Sestak, a former admiral and congressman from Delaware County, is leading in public polling again this year, despite McGinty's raft of establishment backing. Democratic insiders argue that McGinty, Gov. Wolf's former chief of staff, gives the party the best chance against incumbent Republican Pat Toomey, but Sestak has a history of rallying grassroots support.

McGinty, Sestak, and Braddock Mayor John Fetterman are vying for the Democratic nomination in the April 26 primary and the right to remain in a race that could determine which party controls the Senate.

In a meeting with the Inquirer's editorial board, Fetterman said he was "stung" by the president's decision because he had endorsed Obama in 2008, when most prominent Pennsylvania Democrats backed Hillary Clinton.

"I'm not angry," Fetterman said. "I'm more sad because this is a person who I still think is a fabulous president."

He also ripped McGinty and Sestak as inauthentic, contrasting their careers with his work in Braddock, a Southwestern Pennsylvania borough ravaged by economic change and job losses.

"What in Katie McGinty's background or Joe Sestak's background gives any indication that they care about working-class families?" he asked.

In his endorsement, Biden hailed McGinty's blue-collar background in Northeast Philadelphia - she's the daughter of a restaurant hostess and a police officer - saying, "She knows what it means to work hard, struggle to make ends meet, and build a better life."

In a news release after the endorsement, Sestak said he and the president share common ground on many issues and "wear the same battle scars, with pride."

Responding to Fetterman's questions about his working-class appeal, Sestak's campaign said he had helped 18,000 constituents in his two years as a congressman and turned down lucrative lobbying jobs to focus on public service.

The Senate race wasn't the only Pennsylvania contest that drew Obama's interest. The president also endorsed Montgomery County Commission Chairman Josh Shapiro in the three-way Democratic primary for state attorney general.

In a statement released by Shapiro, Obama called him "a true progressive with a strong record of standing up for Pennsylvania."

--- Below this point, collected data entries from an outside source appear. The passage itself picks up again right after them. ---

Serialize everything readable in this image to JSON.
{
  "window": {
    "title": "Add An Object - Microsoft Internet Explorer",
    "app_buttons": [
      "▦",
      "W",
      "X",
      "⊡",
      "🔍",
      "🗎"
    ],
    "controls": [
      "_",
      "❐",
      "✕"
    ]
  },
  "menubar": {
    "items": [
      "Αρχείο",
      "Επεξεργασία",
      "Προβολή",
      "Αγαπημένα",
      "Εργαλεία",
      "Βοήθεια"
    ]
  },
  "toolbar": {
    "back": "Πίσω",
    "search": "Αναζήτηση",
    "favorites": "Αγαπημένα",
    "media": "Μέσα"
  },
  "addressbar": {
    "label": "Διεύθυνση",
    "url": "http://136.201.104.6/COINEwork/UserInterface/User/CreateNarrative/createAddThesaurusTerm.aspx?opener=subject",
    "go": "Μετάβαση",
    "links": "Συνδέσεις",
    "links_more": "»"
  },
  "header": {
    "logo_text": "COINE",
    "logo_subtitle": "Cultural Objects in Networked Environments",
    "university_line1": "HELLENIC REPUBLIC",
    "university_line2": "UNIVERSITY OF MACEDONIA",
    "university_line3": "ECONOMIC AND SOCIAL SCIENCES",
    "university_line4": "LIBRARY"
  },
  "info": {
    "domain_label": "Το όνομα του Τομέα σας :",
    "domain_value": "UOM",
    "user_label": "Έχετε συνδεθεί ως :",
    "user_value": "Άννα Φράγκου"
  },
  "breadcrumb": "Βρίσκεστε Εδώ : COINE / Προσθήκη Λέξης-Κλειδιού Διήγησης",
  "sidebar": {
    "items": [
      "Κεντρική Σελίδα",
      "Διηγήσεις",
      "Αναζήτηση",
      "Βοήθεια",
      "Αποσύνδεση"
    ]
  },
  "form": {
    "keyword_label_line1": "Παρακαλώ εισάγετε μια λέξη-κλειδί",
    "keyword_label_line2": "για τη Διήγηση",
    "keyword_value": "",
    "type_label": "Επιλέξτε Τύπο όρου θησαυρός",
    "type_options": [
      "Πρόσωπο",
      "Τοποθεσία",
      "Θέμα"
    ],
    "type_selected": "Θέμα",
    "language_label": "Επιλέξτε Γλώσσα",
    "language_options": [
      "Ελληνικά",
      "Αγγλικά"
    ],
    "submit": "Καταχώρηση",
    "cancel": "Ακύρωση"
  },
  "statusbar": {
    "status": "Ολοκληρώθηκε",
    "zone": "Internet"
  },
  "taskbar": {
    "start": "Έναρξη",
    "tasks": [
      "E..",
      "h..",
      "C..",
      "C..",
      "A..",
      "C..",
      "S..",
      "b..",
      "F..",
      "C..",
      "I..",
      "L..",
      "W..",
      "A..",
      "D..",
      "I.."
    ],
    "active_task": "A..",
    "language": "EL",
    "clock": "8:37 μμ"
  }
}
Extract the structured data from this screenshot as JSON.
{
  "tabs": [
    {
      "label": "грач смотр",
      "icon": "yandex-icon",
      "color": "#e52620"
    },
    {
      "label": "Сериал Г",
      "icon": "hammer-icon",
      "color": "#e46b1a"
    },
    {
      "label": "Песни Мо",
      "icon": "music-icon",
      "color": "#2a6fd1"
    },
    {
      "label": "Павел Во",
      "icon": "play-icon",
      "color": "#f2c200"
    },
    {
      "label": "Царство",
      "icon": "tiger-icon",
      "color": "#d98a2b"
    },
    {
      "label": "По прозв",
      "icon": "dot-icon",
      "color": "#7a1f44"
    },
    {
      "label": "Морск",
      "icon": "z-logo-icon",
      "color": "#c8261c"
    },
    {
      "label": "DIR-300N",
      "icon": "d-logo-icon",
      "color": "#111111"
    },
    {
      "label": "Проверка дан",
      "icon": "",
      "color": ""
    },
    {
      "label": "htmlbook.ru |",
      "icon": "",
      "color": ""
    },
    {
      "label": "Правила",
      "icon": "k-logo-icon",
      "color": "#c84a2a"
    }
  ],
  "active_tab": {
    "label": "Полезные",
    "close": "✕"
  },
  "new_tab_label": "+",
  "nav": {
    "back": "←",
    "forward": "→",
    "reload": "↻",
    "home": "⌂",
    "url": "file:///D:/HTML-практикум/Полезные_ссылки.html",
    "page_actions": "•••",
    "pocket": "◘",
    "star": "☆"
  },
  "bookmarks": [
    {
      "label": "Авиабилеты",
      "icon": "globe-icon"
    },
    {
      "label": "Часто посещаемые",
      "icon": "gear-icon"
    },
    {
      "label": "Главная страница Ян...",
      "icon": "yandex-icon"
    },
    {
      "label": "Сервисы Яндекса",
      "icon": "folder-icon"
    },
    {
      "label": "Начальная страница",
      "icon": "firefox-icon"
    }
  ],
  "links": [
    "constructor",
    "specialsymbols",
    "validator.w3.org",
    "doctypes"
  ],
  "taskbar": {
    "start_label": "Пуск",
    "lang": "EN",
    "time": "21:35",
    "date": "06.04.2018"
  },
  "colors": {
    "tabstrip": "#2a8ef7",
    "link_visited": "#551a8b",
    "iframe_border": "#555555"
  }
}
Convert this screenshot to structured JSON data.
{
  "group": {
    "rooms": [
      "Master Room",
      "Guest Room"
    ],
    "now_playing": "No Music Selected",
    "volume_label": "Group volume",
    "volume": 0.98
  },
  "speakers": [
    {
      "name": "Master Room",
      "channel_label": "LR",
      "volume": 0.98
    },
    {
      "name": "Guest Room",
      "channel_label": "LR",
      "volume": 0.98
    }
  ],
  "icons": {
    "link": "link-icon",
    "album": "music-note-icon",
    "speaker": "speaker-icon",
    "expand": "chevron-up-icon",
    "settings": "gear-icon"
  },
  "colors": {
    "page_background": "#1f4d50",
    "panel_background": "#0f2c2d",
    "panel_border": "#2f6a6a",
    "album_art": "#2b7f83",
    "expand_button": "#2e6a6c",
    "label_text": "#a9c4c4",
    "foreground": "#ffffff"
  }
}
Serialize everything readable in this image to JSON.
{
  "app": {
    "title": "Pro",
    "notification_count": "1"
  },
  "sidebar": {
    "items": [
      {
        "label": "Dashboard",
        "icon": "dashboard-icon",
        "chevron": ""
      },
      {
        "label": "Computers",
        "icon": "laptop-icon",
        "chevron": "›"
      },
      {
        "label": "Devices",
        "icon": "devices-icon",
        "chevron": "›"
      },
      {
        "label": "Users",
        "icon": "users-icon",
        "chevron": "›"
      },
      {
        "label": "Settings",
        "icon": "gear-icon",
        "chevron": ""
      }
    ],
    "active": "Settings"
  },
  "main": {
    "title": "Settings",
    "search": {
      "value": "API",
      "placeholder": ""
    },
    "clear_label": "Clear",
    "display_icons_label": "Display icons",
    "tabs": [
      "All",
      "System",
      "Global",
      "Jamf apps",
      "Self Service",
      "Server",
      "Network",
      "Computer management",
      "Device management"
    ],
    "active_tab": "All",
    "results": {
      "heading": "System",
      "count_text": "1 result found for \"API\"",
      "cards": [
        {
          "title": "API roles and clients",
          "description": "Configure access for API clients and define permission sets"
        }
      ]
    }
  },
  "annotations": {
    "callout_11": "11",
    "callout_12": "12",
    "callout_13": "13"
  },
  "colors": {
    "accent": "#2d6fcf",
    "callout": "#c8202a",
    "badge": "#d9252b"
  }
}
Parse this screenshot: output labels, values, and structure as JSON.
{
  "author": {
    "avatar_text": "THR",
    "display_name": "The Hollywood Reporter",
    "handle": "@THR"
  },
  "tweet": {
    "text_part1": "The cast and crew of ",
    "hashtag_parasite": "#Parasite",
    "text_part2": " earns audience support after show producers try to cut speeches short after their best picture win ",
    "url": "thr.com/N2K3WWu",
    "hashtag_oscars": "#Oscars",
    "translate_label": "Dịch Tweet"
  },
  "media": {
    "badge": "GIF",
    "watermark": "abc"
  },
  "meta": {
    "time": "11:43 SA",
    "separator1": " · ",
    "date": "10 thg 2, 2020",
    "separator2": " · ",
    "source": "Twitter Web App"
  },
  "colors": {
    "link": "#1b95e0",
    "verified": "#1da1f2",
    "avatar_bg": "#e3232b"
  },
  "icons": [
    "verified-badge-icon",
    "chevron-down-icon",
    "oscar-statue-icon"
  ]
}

Shapiro, who has known Obama since 2006 and endorsed him in 2008, said it is uncommon but not unheard of for a sitting president to offer an endorsement in a competitive party primary.

One of his rivals, Northampton County District Attorney John Morganelli, called Obama's endorsement "a joke" and knocked Shapiro's lack of courtroom experience.

The campaign for another candidate, Allegheny County District Attorney Stephen Zappala, said Shapiro "is calling in all the political favors he can."